Was war bis anhin dein tollstes Erlebnis als Musiker?
Seit ein paar Jahren spiele ich jeweils kurz vor Weihnachten ein Konzert in einem kleinen Secondhand-Shop in meinem Heimatdorf. Die Atmosphäre ist jedes Mal sehr intim und ein bisschen magisch.

Welches war die grösste Bühne, auf der du gespielt hast?
Lumnezia Openair

Mit welcher*welchem Musiker*in würdest du gerne einmal spielen?
Ich würde gerne einmal mit Bon Iver Musik machen. Seine Songs klingen für mich sehr roh und gefühlsgeladen. Ich glaube, er ist sehr gut darin, diese Emotionen spürbar zu machen.

Welche eine Platte würdest du auf die einsame Insel mitnehmen?
Wahrscheinlich «songs» von Adrianne Lenker, eines meiner Komfortalben :)

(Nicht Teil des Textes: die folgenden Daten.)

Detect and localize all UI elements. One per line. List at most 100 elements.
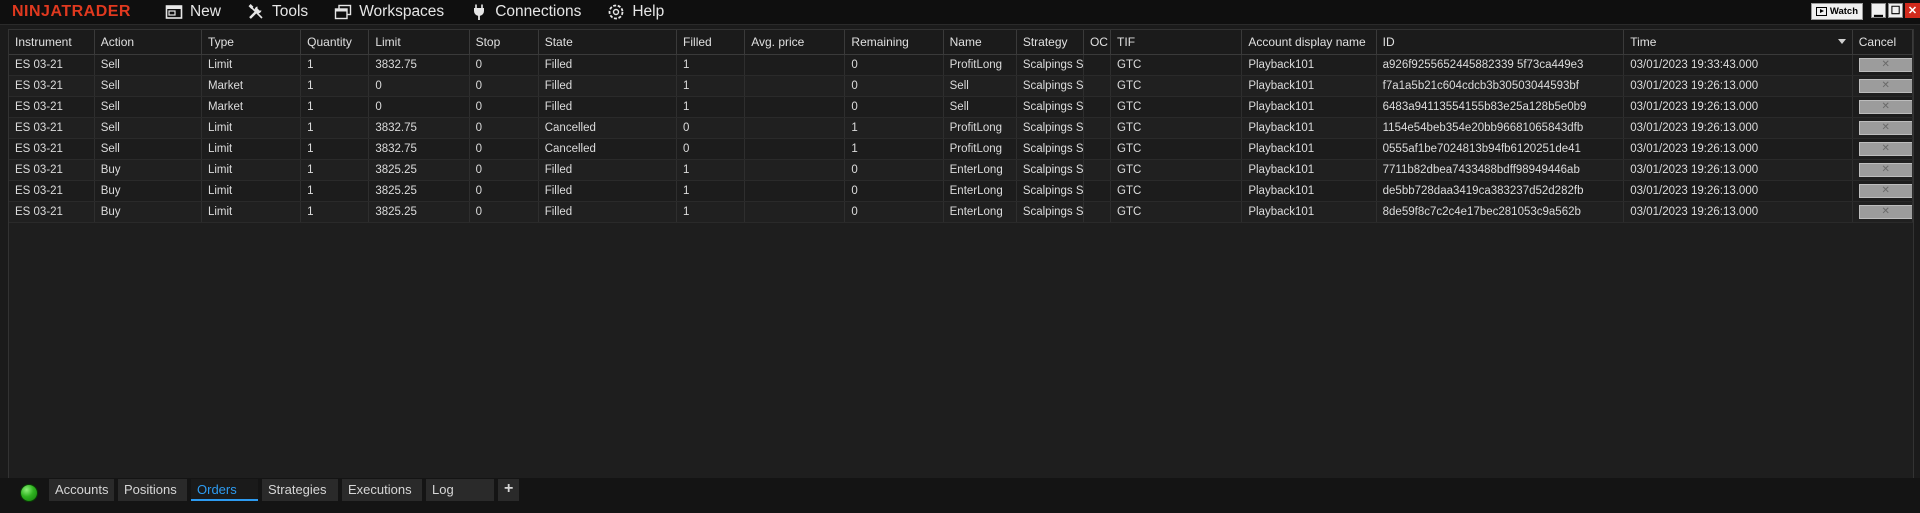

Auf welcher Bühne würdest du am liebsten spielen oder spielst du am liebsten?
In deinem Wohnzimmer! Am liebsten mache ich Musik an Orten, die sich heimelig und stimmungsvoll anfühlen, für ein kleineres Publikum das mir direkt gegenübersitzt.

Was ist neben der Musik noch wichtig in deinem Leben?
Zeit mit meinen Lieblingsmenschen, Zeit in der Natur, Kunst und gutes Essen!